Ayer, a media mañana, me dirigí hacia Cornellà para presenciar, una vez más, otro resultado amargo del Mágico. Liturgias prefutbolísticas aparte, el empate quedó empañado por unos presuntos cánticos racistas contra Maroan Sannadi, delantero del conjunto bilbaíno.
Al parecer, según ha denunciado el capitán del Athletic, Iñaki Williams, su compañero fue bautizado por un seguidor blanquiazul como «Puto moro». Una vez puestas las vejaciones en conocimiento del árbitro, este decidió suspender el encuentro durante varios minutos. Mientras los hombres de Manolo González abandonaban el terreno de juego, el Espanyol inició una performance, mal llamada protocolo antirracista, que resultó casi más torturante que el partido en sí.
Cualquiera diría que un racista, a la vista de lo acontecido, no cura su impotencia con cinco minutos castigado contra la pared. Ni en Mr. Wonderful se atrevieron a tanto; vaya soberana majadería… Sin embargo, poco después, el esperpento futbolístico pudo continuar, por el bien de todos y para el sufrimiento de un servidor.
Aquí llega Williams, la Dama de Elche, versión euskaldún, e interpreta que un particular ha proferido un insulto racista desde la grada, y c’est fini
Marc Luque
Ahora bien, hay una cuestión de fondo que se ha omitido en todos los medios de comunicación: ¿por qué el futbolista posee una autoridad superior al resto de los espectadores? Aquí llega Williams, la Dama de Elche, versión euskaldún, e interpreta que un particular ha proferido un insulto racista desde la grada, y c’est fini, a pastar el partido. Y todo este embrollo protocolario posterior se activa sin que el denunciante sepa identificar al autor de la impertinencia verbal. No sé, quizá es demasiada autoridad para sujetos con formaciones intelectuales, dicho sin alevosía, muy rudimentarias.
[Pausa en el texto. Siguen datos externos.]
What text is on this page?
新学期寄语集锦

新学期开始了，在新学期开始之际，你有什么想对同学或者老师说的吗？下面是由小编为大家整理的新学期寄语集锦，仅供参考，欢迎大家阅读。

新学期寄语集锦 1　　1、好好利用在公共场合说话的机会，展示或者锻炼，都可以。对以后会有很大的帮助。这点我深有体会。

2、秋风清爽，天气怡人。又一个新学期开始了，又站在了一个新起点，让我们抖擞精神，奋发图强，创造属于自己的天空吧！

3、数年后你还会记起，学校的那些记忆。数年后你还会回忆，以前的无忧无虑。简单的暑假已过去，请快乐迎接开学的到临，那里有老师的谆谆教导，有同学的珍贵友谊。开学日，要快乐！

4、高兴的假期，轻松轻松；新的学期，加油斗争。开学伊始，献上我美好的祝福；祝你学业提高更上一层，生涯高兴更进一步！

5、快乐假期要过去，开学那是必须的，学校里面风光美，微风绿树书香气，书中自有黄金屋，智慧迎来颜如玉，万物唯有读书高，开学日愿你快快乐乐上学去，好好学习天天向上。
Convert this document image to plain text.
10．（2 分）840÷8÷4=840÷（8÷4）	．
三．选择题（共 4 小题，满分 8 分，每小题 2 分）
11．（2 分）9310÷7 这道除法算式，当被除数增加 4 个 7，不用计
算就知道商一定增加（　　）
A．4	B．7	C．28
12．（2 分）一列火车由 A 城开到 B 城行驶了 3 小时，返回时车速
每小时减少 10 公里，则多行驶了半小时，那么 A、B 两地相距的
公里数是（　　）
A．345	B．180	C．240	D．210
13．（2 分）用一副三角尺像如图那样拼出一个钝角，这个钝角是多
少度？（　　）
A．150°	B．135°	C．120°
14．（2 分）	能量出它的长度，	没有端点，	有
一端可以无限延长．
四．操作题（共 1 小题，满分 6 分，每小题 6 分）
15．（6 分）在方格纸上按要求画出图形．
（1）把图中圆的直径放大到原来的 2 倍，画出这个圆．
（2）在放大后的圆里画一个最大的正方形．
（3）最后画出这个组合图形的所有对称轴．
Además, hay otro tema subyacente a la polémica: la responsabilidad de los futbolistas. A un aficionado común se le aplica la Ley del Deporte en caso de que cometa alguna actividad delictiva antes, durante o después de la celebración del partido. Actividades tan delictivas, nótese la ironía, como consumir bebidas alcohólicas en otro sector de la gradería que no sea el palco, están castigadas con sanciones superiores a los 3.000€. Ya no hablemos de altercados donde interceda la violencia verbal e incluso física.
El caso es: ¿por qué, cuando, por ejemplo, dos futbolistas se insultan, no hay sanción alguna? ¿Por qué las agresiones entre ellos tampoco comportan penalizaciones económicas? ¿Están exentos de cumplir el ordenamiento jurídico vigente?
Mi particular visión sobre el asunto se reduce a considerar que a Williams se le está poniendo cara de Vinicius y quiere ahora sumarse al colectivo de ricachones mojigatos de mostrador, abanderando causas identitarias y criminalizando a una multitud de currelas que solo van al estadio a intentar disfrutar, con escaso éxito, de su equipo. Criminalización, por cierto, muy rentable en la Cataluña nacional-barcelonista. Hoy, los presuntos insultos abren cabeceras de periódicos y telediarios. Unanimidad absoluta: el Espanyol arrastra un problema de racismo. Ayer, una indiscutible agresión sexual fue calificada como «un roce del juego». Bienvenidos al mundo varista, donde el quién precede al qué, en detrimento siempre de los mismos: el club fundado por don Ángel Rodríguez.